Among all these computing devices, whether mobile, portable, or stationary, they all have a motherboard/logic board structure that houses a number of key components that enable them to do all the amazing computer magic they do. One of the key components being the processor.

Now this is when things get a little…ambiguous. This processor…some know it as the CPU, some call it a processor chip, others a microprocessor. I guess use whatever term floats your boat but the jazz hands phenomenon around this term makes it quite confusing to understand what's going on. So, in this post this entity will be explicitly referred to as the processor and the CPU term will be reserved for another, more specialized entity that..is a part of the processor that I will discuss in a little.

Ok, going back to this processor…there’s probably a couple popular ones you are familiar with. Lately the Apple Silicon processors have been all the rage, and in my opinion rightfully so. This includes the A16 Bionic processor in their latest release in the A Series for iPhones and the M2 (and its predecessor M1 that was quite the disruptor to the industry in 2020) in the M Series for PCs. Other examples include Intel’s i3, i5, i7 processors as well.

So there’s quite a few processors, but what's their differences? their impact? Why should you gaf?? Well, for starters this page (opens in a new tab) is gonna make a lot more sense, so next time you are buying a new laptop, phone, or whatever latest and coolest device you know what you are getting yourself into and not paying for more than what you will ever use.

Let's take a minute to debrief processors, their history, and implications…

Demystifying Processors

There’s 2 main kinds of processors: x86 vs.

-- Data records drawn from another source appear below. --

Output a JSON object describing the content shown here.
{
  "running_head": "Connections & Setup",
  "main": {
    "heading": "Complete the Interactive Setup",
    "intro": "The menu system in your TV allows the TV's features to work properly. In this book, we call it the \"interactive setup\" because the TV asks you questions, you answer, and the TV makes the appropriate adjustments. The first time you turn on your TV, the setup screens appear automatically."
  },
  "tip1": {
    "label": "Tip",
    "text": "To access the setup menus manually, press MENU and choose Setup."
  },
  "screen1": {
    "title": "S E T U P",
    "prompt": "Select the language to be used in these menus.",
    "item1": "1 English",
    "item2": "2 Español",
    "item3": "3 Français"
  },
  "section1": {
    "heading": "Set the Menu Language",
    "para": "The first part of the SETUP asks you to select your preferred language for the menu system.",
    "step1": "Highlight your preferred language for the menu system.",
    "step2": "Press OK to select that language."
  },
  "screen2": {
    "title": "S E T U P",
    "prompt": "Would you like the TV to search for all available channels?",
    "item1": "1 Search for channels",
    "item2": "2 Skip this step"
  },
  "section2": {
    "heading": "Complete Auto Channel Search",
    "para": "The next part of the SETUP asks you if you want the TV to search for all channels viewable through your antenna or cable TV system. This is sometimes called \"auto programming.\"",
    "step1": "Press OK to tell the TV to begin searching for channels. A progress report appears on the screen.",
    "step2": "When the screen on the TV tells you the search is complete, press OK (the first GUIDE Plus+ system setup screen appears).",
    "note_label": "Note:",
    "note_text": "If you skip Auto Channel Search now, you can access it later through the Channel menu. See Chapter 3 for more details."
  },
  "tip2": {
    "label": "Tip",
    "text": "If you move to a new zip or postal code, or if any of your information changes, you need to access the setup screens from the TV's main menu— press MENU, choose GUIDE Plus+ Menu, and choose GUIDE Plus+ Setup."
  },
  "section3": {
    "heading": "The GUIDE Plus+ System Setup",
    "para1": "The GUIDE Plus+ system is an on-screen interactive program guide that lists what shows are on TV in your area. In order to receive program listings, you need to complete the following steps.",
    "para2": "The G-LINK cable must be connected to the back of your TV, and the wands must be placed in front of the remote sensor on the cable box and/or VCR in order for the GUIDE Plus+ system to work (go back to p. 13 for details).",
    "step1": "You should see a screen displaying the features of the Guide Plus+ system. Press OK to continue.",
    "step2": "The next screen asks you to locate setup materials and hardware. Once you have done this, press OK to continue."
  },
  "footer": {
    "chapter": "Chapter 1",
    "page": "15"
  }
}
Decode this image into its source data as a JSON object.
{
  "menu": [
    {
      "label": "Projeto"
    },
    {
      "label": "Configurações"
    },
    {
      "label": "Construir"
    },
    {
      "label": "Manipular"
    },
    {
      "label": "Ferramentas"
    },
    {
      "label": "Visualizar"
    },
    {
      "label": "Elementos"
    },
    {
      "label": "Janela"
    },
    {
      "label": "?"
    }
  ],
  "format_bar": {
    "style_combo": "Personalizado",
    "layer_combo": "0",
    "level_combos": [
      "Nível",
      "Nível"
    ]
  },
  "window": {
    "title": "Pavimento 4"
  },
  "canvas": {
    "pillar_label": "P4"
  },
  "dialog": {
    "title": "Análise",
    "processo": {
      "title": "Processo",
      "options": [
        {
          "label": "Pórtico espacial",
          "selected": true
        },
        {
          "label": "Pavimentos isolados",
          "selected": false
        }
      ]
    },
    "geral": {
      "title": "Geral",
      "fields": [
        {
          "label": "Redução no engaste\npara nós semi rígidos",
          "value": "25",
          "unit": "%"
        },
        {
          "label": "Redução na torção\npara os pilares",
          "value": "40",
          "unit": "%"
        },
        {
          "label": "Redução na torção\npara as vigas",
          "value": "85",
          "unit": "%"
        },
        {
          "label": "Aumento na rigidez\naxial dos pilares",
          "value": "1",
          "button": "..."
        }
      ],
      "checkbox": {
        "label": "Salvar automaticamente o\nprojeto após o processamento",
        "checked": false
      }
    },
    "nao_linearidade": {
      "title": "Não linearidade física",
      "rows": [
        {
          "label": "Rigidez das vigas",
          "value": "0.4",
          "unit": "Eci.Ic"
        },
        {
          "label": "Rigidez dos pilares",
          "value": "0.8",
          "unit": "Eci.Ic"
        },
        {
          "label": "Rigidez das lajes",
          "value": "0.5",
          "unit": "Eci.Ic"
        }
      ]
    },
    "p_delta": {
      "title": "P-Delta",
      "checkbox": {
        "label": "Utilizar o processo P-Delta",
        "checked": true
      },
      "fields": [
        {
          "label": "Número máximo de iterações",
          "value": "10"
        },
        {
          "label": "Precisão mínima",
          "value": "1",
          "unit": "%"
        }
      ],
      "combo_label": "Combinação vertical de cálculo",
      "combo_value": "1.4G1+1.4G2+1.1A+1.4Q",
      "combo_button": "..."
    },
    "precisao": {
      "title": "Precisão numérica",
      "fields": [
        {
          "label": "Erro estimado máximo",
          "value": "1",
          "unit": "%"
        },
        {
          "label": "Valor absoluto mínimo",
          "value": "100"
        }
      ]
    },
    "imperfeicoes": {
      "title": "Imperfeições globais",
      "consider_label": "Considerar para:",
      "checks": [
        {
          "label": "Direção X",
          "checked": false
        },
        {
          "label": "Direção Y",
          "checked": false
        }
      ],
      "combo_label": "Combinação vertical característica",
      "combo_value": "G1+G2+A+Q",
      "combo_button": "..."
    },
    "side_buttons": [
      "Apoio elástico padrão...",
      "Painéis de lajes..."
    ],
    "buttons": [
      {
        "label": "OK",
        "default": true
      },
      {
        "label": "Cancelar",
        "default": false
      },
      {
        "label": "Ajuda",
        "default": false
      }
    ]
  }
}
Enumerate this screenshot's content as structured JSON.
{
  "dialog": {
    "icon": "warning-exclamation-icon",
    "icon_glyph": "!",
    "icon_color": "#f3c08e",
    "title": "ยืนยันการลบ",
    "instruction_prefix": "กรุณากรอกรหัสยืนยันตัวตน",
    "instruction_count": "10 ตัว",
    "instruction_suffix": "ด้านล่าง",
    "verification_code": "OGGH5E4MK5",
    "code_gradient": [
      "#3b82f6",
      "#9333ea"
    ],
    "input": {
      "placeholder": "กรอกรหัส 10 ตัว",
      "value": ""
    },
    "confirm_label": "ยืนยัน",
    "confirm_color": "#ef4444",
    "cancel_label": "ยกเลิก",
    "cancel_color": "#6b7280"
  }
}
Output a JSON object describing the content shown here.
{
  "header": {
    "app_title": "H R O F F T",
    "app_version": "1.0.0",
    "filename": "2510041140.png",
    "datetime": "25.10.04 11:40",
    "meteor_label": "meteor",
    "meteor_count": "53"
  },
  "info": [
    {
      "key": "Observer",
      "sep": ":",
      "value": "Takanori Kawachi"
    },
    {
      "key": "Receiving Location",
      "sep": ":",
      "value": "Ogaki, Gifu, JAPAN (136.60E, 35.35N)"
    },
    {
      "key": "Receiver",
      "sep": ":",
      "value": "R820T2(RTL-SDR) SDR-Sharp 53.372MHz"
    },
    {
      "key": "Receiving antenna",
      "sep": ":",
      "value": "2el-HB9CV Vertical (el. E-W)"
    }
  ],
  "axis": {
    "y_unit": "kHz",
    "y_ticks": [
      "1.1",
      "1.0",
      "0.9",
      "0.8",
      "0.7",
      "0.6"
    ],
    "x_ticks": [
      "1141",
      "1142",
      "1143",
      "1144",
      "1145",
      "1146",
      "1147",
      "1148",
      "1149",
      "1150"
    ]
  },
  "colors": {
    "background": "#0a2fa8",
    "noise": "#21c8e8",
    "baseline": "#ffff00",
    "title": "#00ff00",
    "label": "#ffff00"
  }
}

ARM What’s the diff, you ask?

x86:

Primarily manufactured by semiconductor company Intel
Originally supported 16 bit architecture, then evolved to 32 bit, then eventually 64 bit (x86-64, by AMD who adapted the x86 part from Intel)
Primarily uses CISC architecture

ARM:

Originated from UK semiconductor company ARM who is behind the design of ARM processors but outsources the actual manufacturing of the processors to other companies
Enables companies to adapt a general ARM processor design and then customize it to their specific needs (ex: what Apple did/does, although Apple also used the Intel x86 chips for a while but hold tight)
Inspired by RISC philosophy and making a simpler CPU
Originally 32 bit, evolved to dominantly 64 bit

Okay…so the key difference is CISC vs. RISC, what’s the deal here? Definetely would recommend checking out this post (opens in a new tab) from Stanford, it's the best article I have seen yet on explaining this topic and I'm referencing the example they discuss below!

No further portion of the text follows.